You’d have to use peekInt/takeInt or std.mem.readInt with the appropriate endianness.

2 Likes

Thanks everyone, I’ve got it working now so I’ll add some notes here for posterity.

Just to be clear, the instructions I’m decoding are a stream of individual bytes, so the byte order as they arrive is correct, and doesn’t have anything to do with the endianness of my machine.
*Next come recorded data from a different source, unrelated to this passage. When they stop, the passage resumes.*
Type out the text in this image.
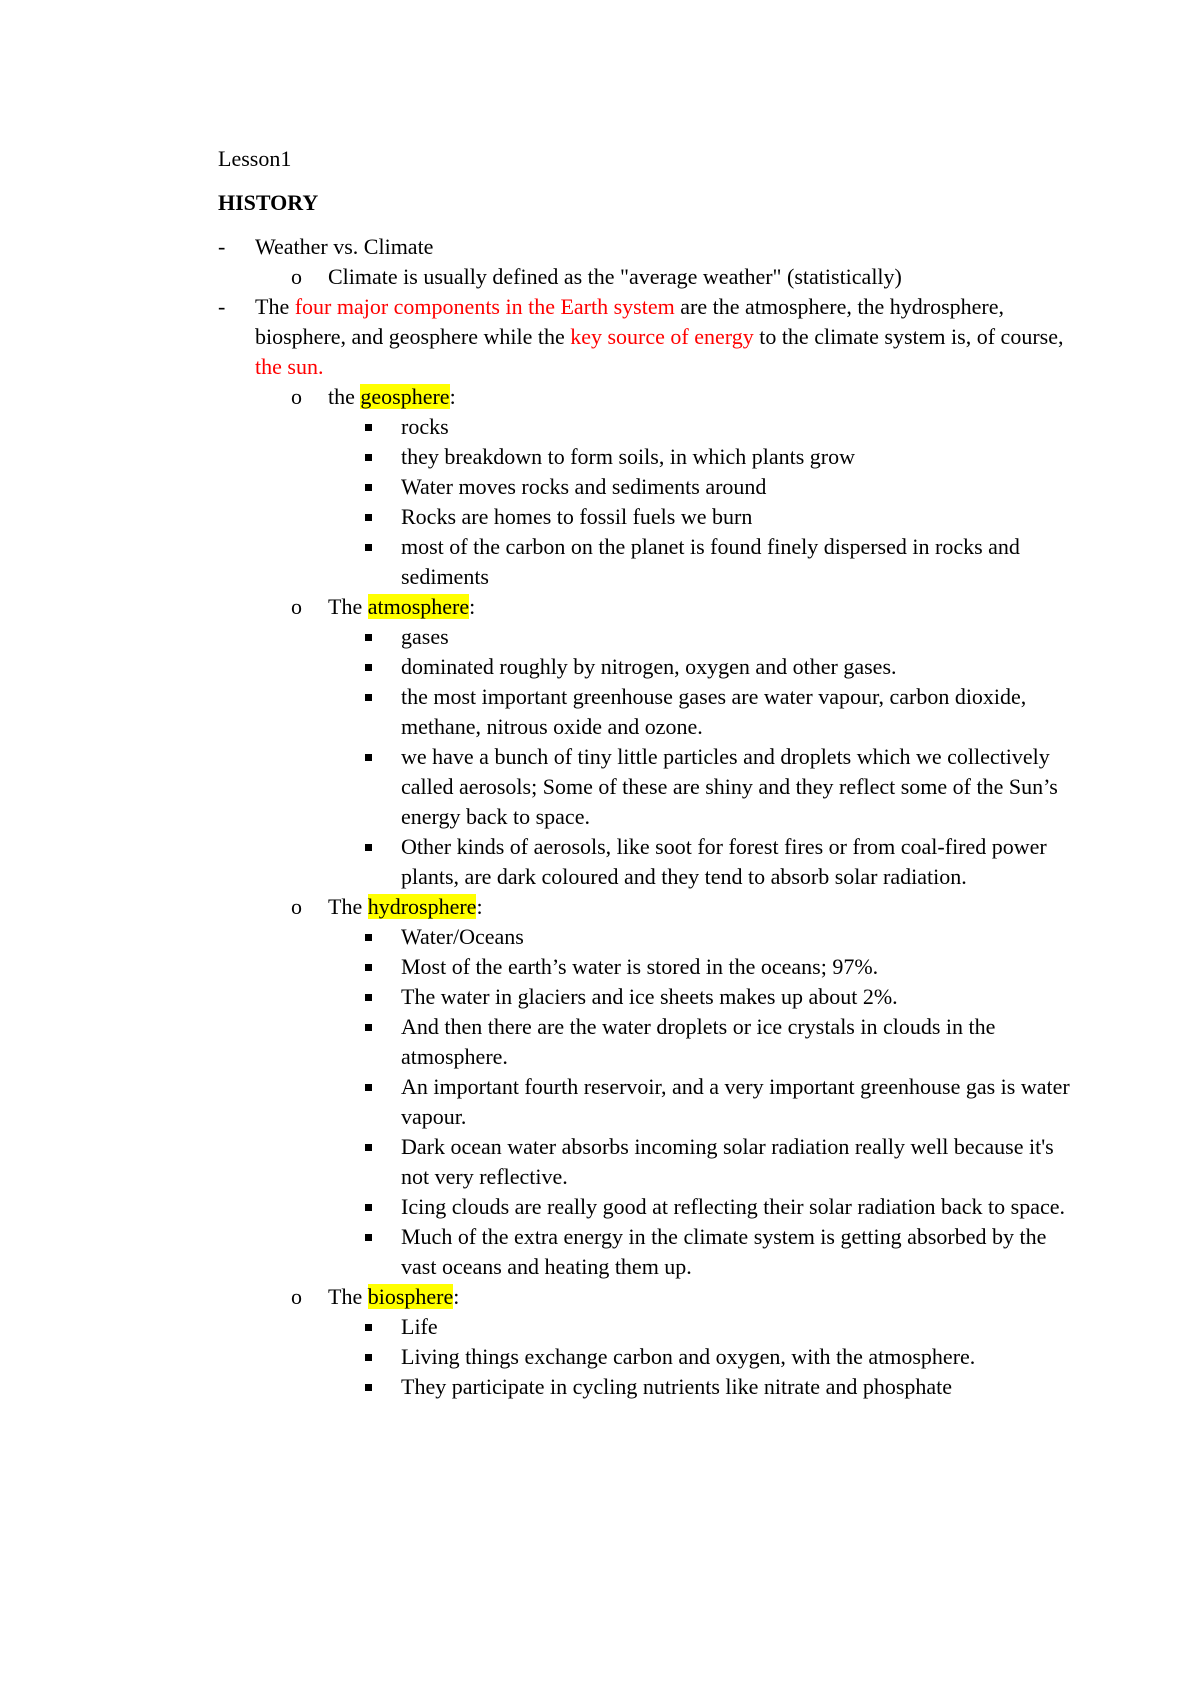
Lesson1
HISTORY
-	Weather vs. Climate
o Climate is usually defined as the "average weather" (statistically)
-	The four major components in the Earth system are the atmosphere, the hydrosphere, biosphere, and geosphere while the key source of energy to the climate system is, of course, the sun.
o the geosphere:
rocks
they breakdown to form soils, in which plants grow
Water moves rocks and sediments around
Rocks are homes to fossil fuels we burn
most of the carbon on the planet is found finely dispersed in rocks and sediments
o The atmosphere:
gases
dominated roughly by nitrogen, oxygen and other gases.
the most important greenhouse gases are water vapour, carbon dioxide, methane, nitrous oxide and ozone.
we have a bunch of tiny little particles and droplets which we collectively called aerosols; Some of these are shiny and they reflect some of the Sun’s energy back to space.
Other kinds of aerosols, like soot for forest fires or from coal-fired power plants, are dark coloured and they tend to absorb solar radiation.
o The hydrosphere:
Water/Oceans
Most of the earth’s water is stored in the oceans; 97%.
The water in glaciers and ice sheets makes up about 2%.
And then there are the water droplets or ice crystals in clouds in the atmosphere.
An important fourth reservoir, and a very important greenhouse gas is water vapour.
Dark ocean water absorbs incoming solar radiation really well because it's not very reflective.
Icing clouds are really good at reflecting their solar radiation back to space.
Much of the extra energy in the climate system is getting absorbed by the vast oceans and heating them up.
o The biosphere:
Life
Living things exchange carbon and oxygen, with the atmosphere.
They participate in cycling nutrients like nitrate and phosphate
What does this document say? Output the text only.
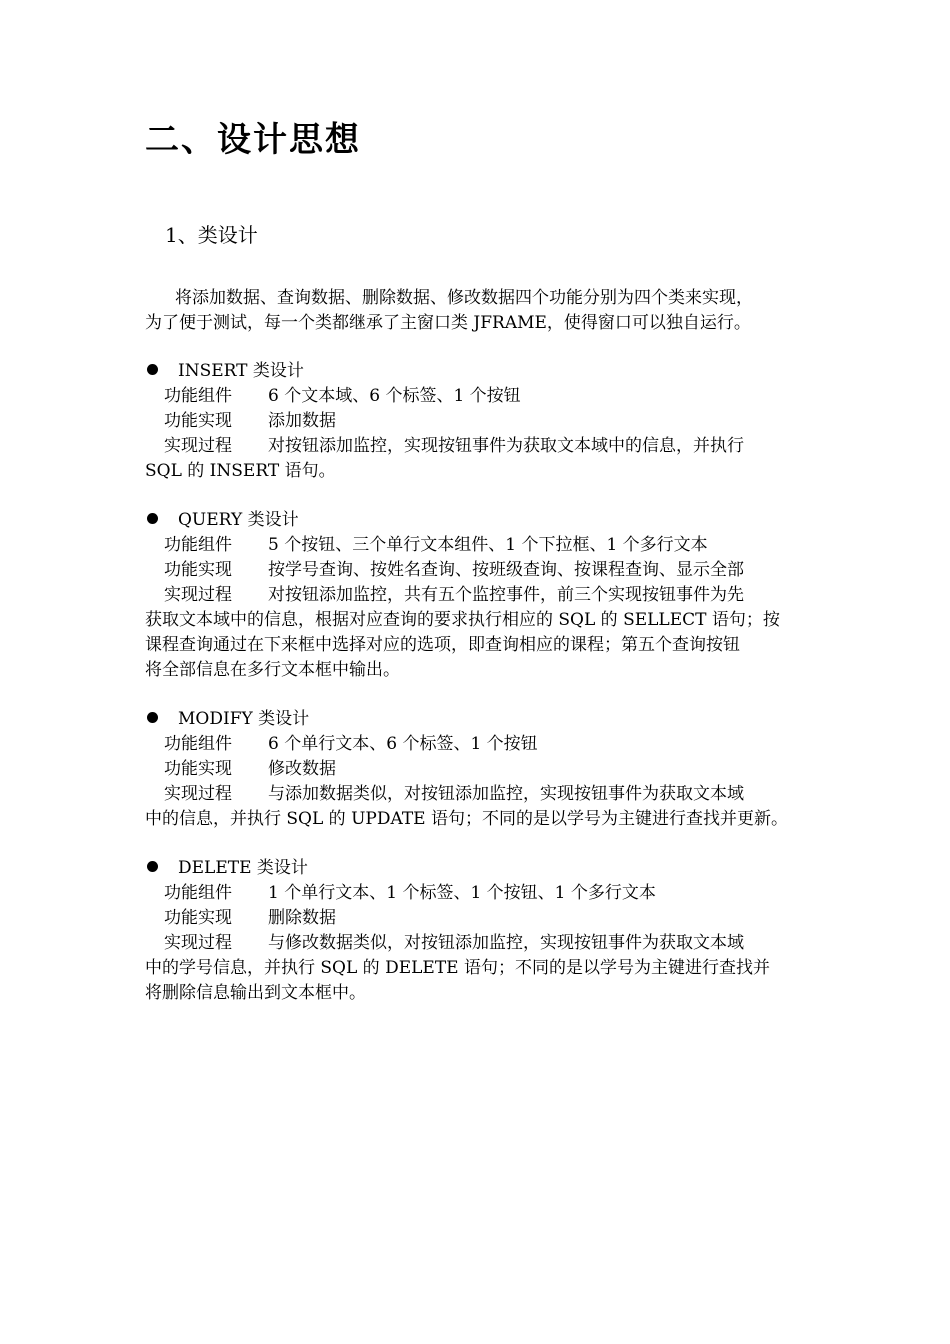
二、设计思想
1、类设计
将添加数据、查询数据、删除数据、修改数据四个功能分别为四个类来实现，
为了便于测试，每一个类都继承了主窗口类 JFRAME，使得窗口可以独自运行。
INSERT 类设计
功能组件 6 个文本域、6 个标签、1 个按钮
功能实现 添加数据
实现过程 对按钮添加监控，实现按钮事件为获取文本域中的信息，并执行
SQL 的 INSERT 语句。
QUERY 类设计
功能组件 5 个按钮、三个单行文本组件、1 个下拉框、1 个多行文本
功能实现 按学号查询、按姓名查询、按班级查询、按课程查询、显示全部
实现过程 对按钮添加监控，共有五个监控事件，前三个实现按钮事件为先
获取文本域中的信息，根据对应查询的要求执行相应的 SQL 的 SELLECT 语句；按
课程查询通过在下来框中选择对应的选项，即查询相应的课程；第五个查询按钮
将全部信息在多行文本框中输出。
MODIFY 类设计
功能组件 6 个单行文本、6 个标签、1 个按钮
功能实现 修改数据
实现过程 与添加数据类似，对按钮添加监控，实现按钮事件为获取文本域
中的信息，并执行 SQL 的 UPDATE 语句；不同的是以学号为主键进行查找并更新。
DELETE 类设计
功能组件 1 个单行文本、1 个标签、1 个按钮、1 个多行文本
功能实现 删除数据
实现过程 与修改数据类似，对按钮添加监控，实现按钮事件为获取文本域
中的学号信息，并执行 SQL 的 DELETE 语句；不同的是以学号为主键进行查找并
将删除信息输出到文本框中。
If was to buffer them and cast them to an integer value, the endianness would matter, as @Justus2308 shows above.

So, the given bytes I start out with are:

10001001 11011001

My new struct definition is:

// NOTE: Fields within a byte are in the opposite order
//       on the struct that they appear within the byte,
//       but each byte is in the same order that it appears
//       in the byte-stream.
pub const RawMov = packed struct(u16) {
    // byte 0
    w: u1,
    d: u1,
    op: u6,
    // byte 1
    rm: u3,
    reg: u3,
    mod: u2,
};

I buffer and cast like so:

var buf: []u8 = ...;
buf[0] = 0b10001001;
buf[1] = 0b11011001;
const raw: RawMov = @bitCast(buf[0..2].*);
std.debug.assert(raw.op == 0b100010);
2 Likes